Барбара, казалось, впала в задумчивость, из которой вышла далеко не сразу.

— Они похожи друг на друга?

— Даже очень. Оба — негодяи.

— Я имела в виду наружность.

— Ничуть. Разве что рост: оба очень высокие.

И снова Барбара задумалась. Ее чем-то поразили эти слова Ричарда. Из задумчивости ее вывел детский голос, послышавшийся из соседней комнаты. Она вышла, и мисс Карлайл немедленно закрыла спасительную дверь. Это был Арчибальд Карлайл-младший. Джойс принесла поднос с ленчем, и Арчибальд вбежал следом за ней, прежде чем она успела запереть дверь. Барбара взяла его на руки, чтобы отнести в детскую.
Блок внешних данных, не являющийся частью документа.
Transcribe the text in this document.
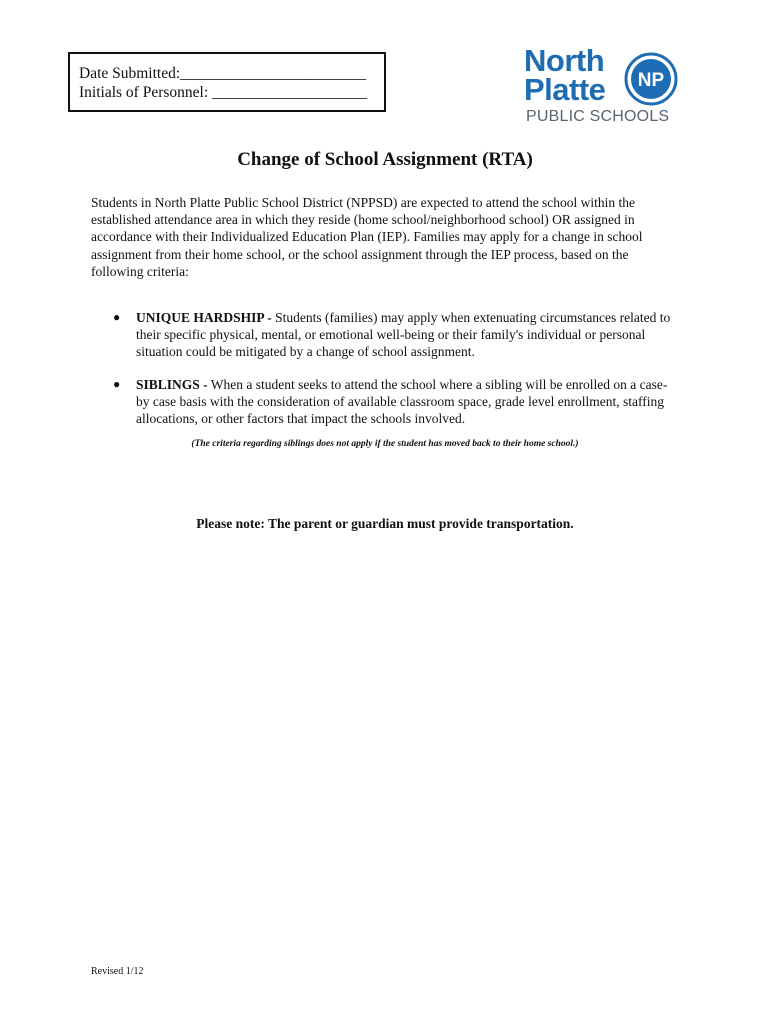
Date Submitted:________________________
Initials of Personnel: ____________________
North
Platte
PUBLIC SCHOOLS
NP
Change of School Assignment (RTA)

Students in North Platte Public School District (NPPSD) are expected to attend the school within the established attendance area in which they reside (home school/neighborhood school) OR assigned in accordance with their Individualized Education Plan (IEP). Families may apply for a change in school assignment from their home school, or the school assignment through the IEP process, based on the following criteria:

● UNIQUE HARDSHIP - Students (families) may apply when extenuating circumstances related to their specific physical, mental, or emotional well-being or their family's individual or personal situation could be mitigated by a change of school assignment.
● SIBLINGS - When a student seeks to attend the school where a sibling will be enrolled on a case-by case basis with the consideration of available classroom space, grade level enrollment, staffing allocations, or other factors that impact the schools involved.
(The criteria regarding siblings does not apply if the student has moved back to their home school.)
Please note: The parent or guardian must provide transportation.
Revised 1/12
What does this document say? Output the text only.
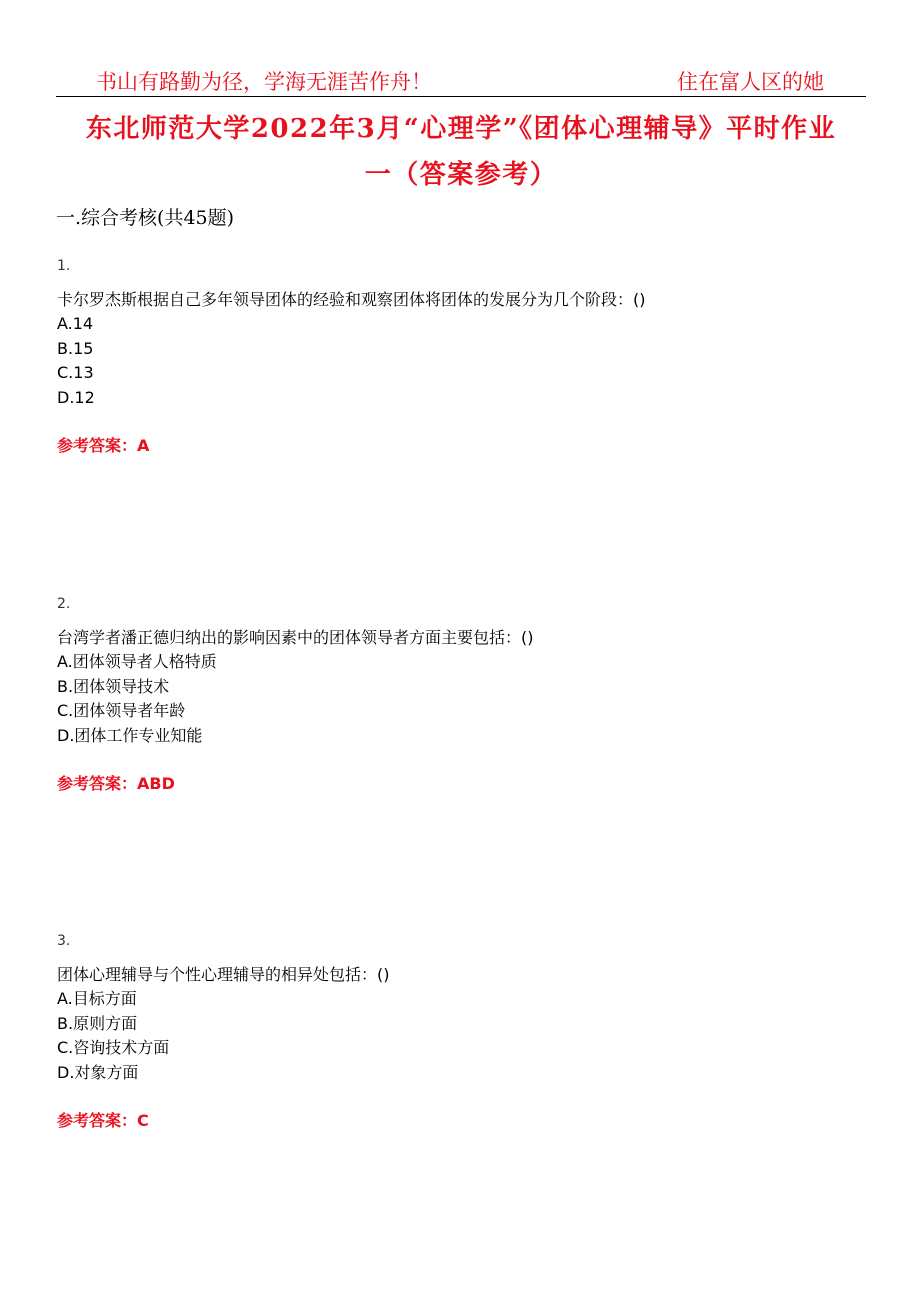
书山有路勤为径，学海无涯苦作舟！	住在富人区的她
东北师范大学2022年3月“心理学”《团体心理辅导》平时作业
一（答案参考）
一.综合考核(共45题)
1.
卡尔罗杰斯根据自己多年领导团体的经验和观察团体将团体的发展分为几个阶段：()
A.14
B.15
C.13
D.12
参考答案：A
2.
台湾学者潘正德归纳出的影响因素中的团体领导者方面主要包括：()
A.团体领导者人格特质
B.团体领导技术
C.团体领导者年龄
D.团体工作专业知能
参考答案：ABD
3.
团体心理辅导与个性心理辅导的相异处包括：()
A.目标方面
B.原则方面
C.咨询技术方面
D.对象方面
参考答案：C
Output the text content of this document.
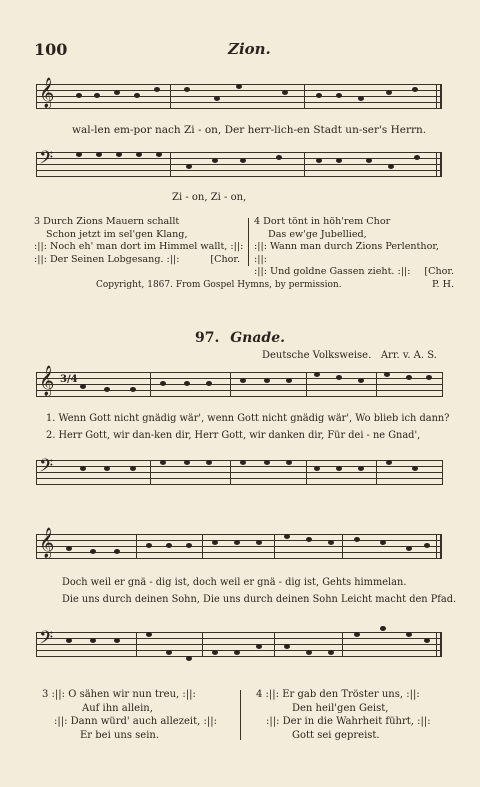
100	Zion.
𝄞
wal-len em-por nach Zi - on, Der herr-lich-en Stadt un-ser's Herrn.
𝄢
Zi - on, Zi - on,
3 Durch Zions Mauern schallt
Schon jetzt im sel'gen Klang,
:||: Noch eh' man dort im Himmel wallt, :||:
:||: Der Seinen Lobgesang. :||:	[Chor.
4 Dort tönt in höh'rem Chor
Das ew'ge Jubellied,
:||: Wann man durch Zions Perlenthor, :||:
:||: Und goldne Gassen zieht. :||: [Chor.
P. H.
Copyright, 1867. From Gospel Hymns, by permission.
97. Gnade.
Deutsche Volksweise.   Arr. v. A. S.
𝄞 3/4
1. Wenn Gott nicht gnädig wär', wenn Gott nicht gnädig wär', Wo blieb ich dann?
2. Herr Gott, wir dan-ken dir, Herr Gott, wir danken dir, Für dei - ne Gnad',
𝄢
𝄞
Doch weil er gnä - dig ist, doch weil er gnä - dig ist, Gehts himmelan.
Die uns durch deinen Sohn, Die uns durch deinen Sohn Leicht macht den Pfad.
𝄢
3 :||: O sähen wir nun treu, :||:
Auf ihn allein,
:||: Dann würd' auch allezeit, :||:
Er bei uns sein.
4 :||: Er gab den Tröster uns, :||:
Den heil'gen Geist,
:||: Der in die Wahrheit führt, :||:
Gott sei gepreist.
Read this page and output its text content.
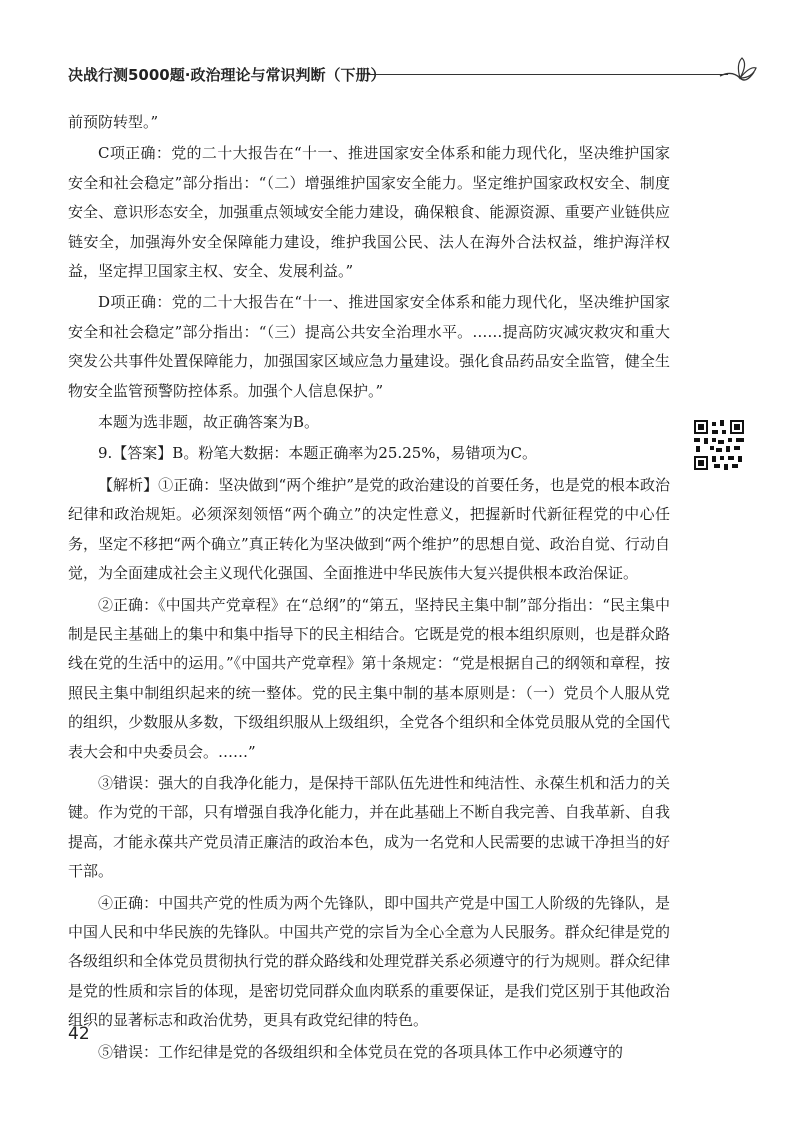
决战行测5000题·政治理论与常识判断（下册）

前预防转型。”

C项正确：党的二十大报告在“十一、推进国家安全体系和能力现代化，坚决维护国家安全和社会稳定”部分指出：“（二）增强维护国家安全能力。坚定维护国家政权安全、制度安全、意识形态安全，加强重点领域安全能力建设，确保粮食、能源资源、重要产业链供应链安全，加强海外安全保障能力建设，维护我国公民、法人在海外合法权益，维护海洋权益，坚定捍卫国家主权、安全、发展利益。”

D项正确：党的二十大报告在“十一、推进国家安全体系和能力现代化，坚决维护国家安全和社会稳定”部分指出：“（三）提高公共安全治理水平。……提高防灾减灾救灾和重大突发公共事件处置保障能力，加强国家区域应急力量建设。强化食品药品安全监管，健全生物安全监管预警防控体系。加强个人信息保护。”

本题为选非题，故正确答案为B。

9.【答案】B。粉笔大数据：本题正确率为25.25%，易错项为C。

【解析】①正确：坚决做到“两个维护”是党的政治建设的首要任务，也是党的根本政治纪律和政治规矩。必须深刻领悟“两个确立”的决定性意义，把握新时代新征程党的中心任务，坚定不移把“两个确立”真正转化为坚决做到“两个维护”的思想自觉、政治自觉、行动自觉，为全面建成社会主义现代化强国、全面推进中华民族伟大复兴提供根本政治保证。

②正确：《中国共产党章程》在“总纲”的“第五，坚持民主集中制”部分指出：“民主集中制是民主基础上的集中和集中指导下的民主相结合。它既是党的根本组织原则，也是群众路线在党的生活中的运用。”《中国共产党章程》第十条规定：“党是根据自己的纲领和章程，按照民主集中制组织起来的统一整体。党的民主集中制的基本原则是：（一）党员个人服从党的组织，少数服从多数，下级组织服从上级组织，全党各个组织和全体党员服从党的全国代表大会和中央委员会。……”

③错误：强大的自我净化能力，是保持干部队伍先进性和纯洁性、永葆生机和活力的关键。作为党的干部，只有增强自我净化能力，并在此基础上不断自我完善、自我革新、自我提高，才能永葆共产党员清正廉洁的政治本色，成为一名党和人民需要的忠诚干净担当的好干部。

④正确：中国共产党的性质为两个先锋队，即中国共产党是中国工人阶级的先锋队，是中国人民和中华民族的先锋队。中国共产党的宗旨为全心全意为人民服务。群众纪律是党的各级组织和全体党员贯彻执行党的群众路线和处理党群关系必须遵守的行为规则。群众纪律是党的性质和宗旨的体现，是密切党同群众血肉联系的重要保证，是我们党区别于其他政治组织的显著标志和政治优势，更具有政党纪律的特色。

⑤错误：工作纪律是党的各级组织和全体党员在党的各项具体工作中必须遵守的

42
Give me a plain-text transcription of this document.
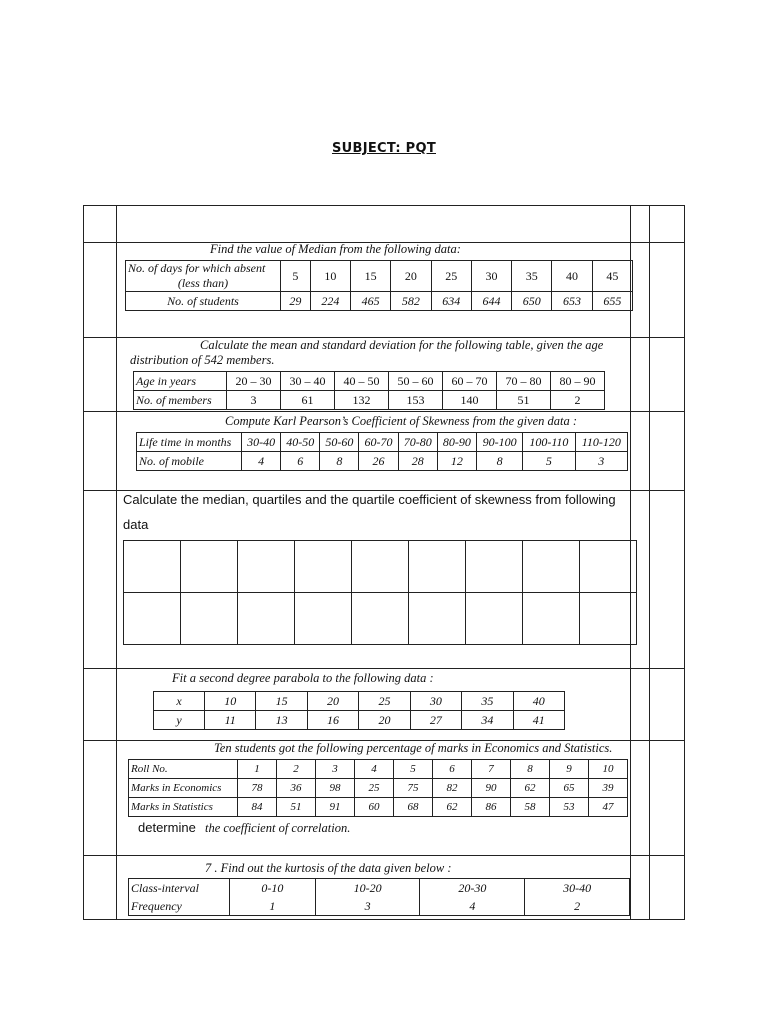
SUBJECT: PQT
Find the value of Median from the following data:
No. of days for which absent
(less than)	5	10	15	20	25	30	35	40	45
No. of students	29	224	465	582	634	644	650	653	655
Calculate the mean and standard deviation for the following table, given the age
distribution of 542 members.
Age in years	20 – 30	30 – 40	40 – 50	50 – 60	60 – 70	70 – 80	80 – 90
No. of members	3	61	132	153	140	51	2
Compute Karl Pearson’s Coefficient of Skewness from the given data :
Life time in months	30-40	40-50	50-60	60-70	70-80	80-90	90-100	100-110	110-120
No. of mobile	4	6	8	26	28	12	8	5	3
Calculate the median, quartiles and the quartile coefficient of skewness from following
data

Fit a second degree parabola to the following data :
x	10	15	20	25	30	35	40
y	11	13	16	20	27	34	41
Ten students got the following percentage of marks in Economics and Statistics.
Roll No.	1	2	3	4	5	6	7	8	9	10
Marks in Economics	78	36	98	25	75	82	90	62	65	39
Marks in Statistics	84	51	91	60	68	62	86	58	53	47
determine the coefficient of correlation.
7 . Find out the kurtosis of the data given below :
Class-interval	0-10	10-20	20-30	30-40
Frequency	1	3	4	2
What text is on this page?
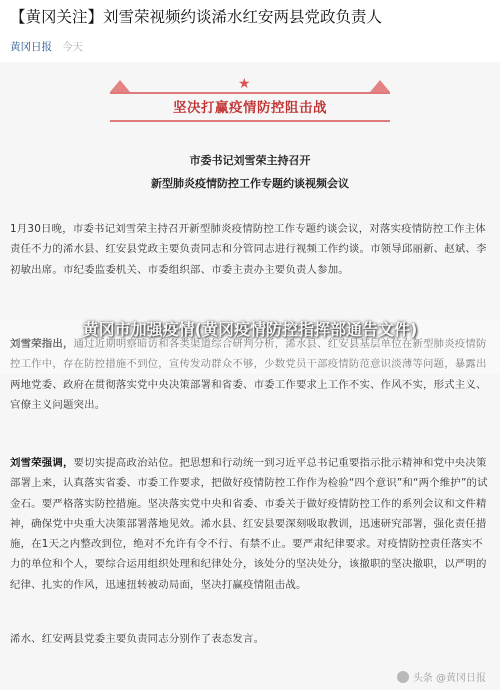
【黄冈关注】刘雪荣视频约谈浠水红安两县党政负责人
黄冈日报 今天
★
坚决打赢疫情防控阻击战
市委书记刘雪荣主持召开
新型肺炎疫情防控工作专题约谈视频会议
1月30日晚，市委书记刘雪荣主持召开新型肺炎疫情防控工作专题约谈会议，对落实疫情防控工作主体责任不力的浠水县、红安县党政主要负责同志和分管同志进行视频工作约谈。市领导邱丽新、赵斌、李初敏出席。市纪委监委机关、市委组织部、市委主责办主要负责人参加。
刘雪荣指出，通过近期明察暗访和各类渠道综合研判分析，浠水县、红安县基层单位在新型肺炎疫情防控工作中，存在防控措施不到位，宣传发动群众不够，少数党员干部疫情防范意识淡薄等问题，暴露出两地党委、政府在贯彻落实党中央决策部署和省委、市委工作要求上工作不实、作风不实，形式主义、官僚主义问题突出。
刘雪荣强调，要切实提高政治站位。把思想和行动统一到习近平总书记重要指示批示精神和党中央决策部署上来，认真落实省委、市委工作要求，把做好疫情防控工作作为检验“四个意识”和“两个维护”的试金石。要严格落实防控措施。坚决落实党中央和省委、市委关于做好疫情防控工作的系列会议和文件精神，确保党中央重大决策部署落地见效。浠水县、红安县要深刻吸取教训，迅速研究部署，强化责任措施，在1天之内整改到位，绝对不允许有令不行、有禁不止。要严肃纪律要求。对疫情防控责任落实不力的单位和个人，要综合运用组织处理和纪律处分，该处分的坚决处分，该撤职的坚决撤职，以严明的纪律、扎实的作风，迅速扭转被动局面，坚决打赢疫情阻击战。
浠水、红安两县党委主要负责同志分别作了表态发言。
黄冈市加强疫情(黄冈疫情防控指挥部通告文件)
头条 @黄冈日报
— О, да ты тяжелый мальчик! — воскликнула она.

Арчи рассмеялся.

— То же самое говорит и Уилсон, — прошепелявил он, — если ей приходится нести меня.

— Я принесла Вам беглеца, Уилсон, — воскликнула Барбара.

— Ах, это Вы, мисс Барбара? Как поживаете, мисс? Да уж, он и в самом деле шалун; убежал, а я и не заметила: он теперь сам умеет открывать дверь.

— Не будете ли Вы любезны не выпускать его сегодня? — уже серьезно продолжала Барбара. — Мисс Карлайл неважно себя чувствует, и для нее лучше было бы избежать лишнего беспокойства.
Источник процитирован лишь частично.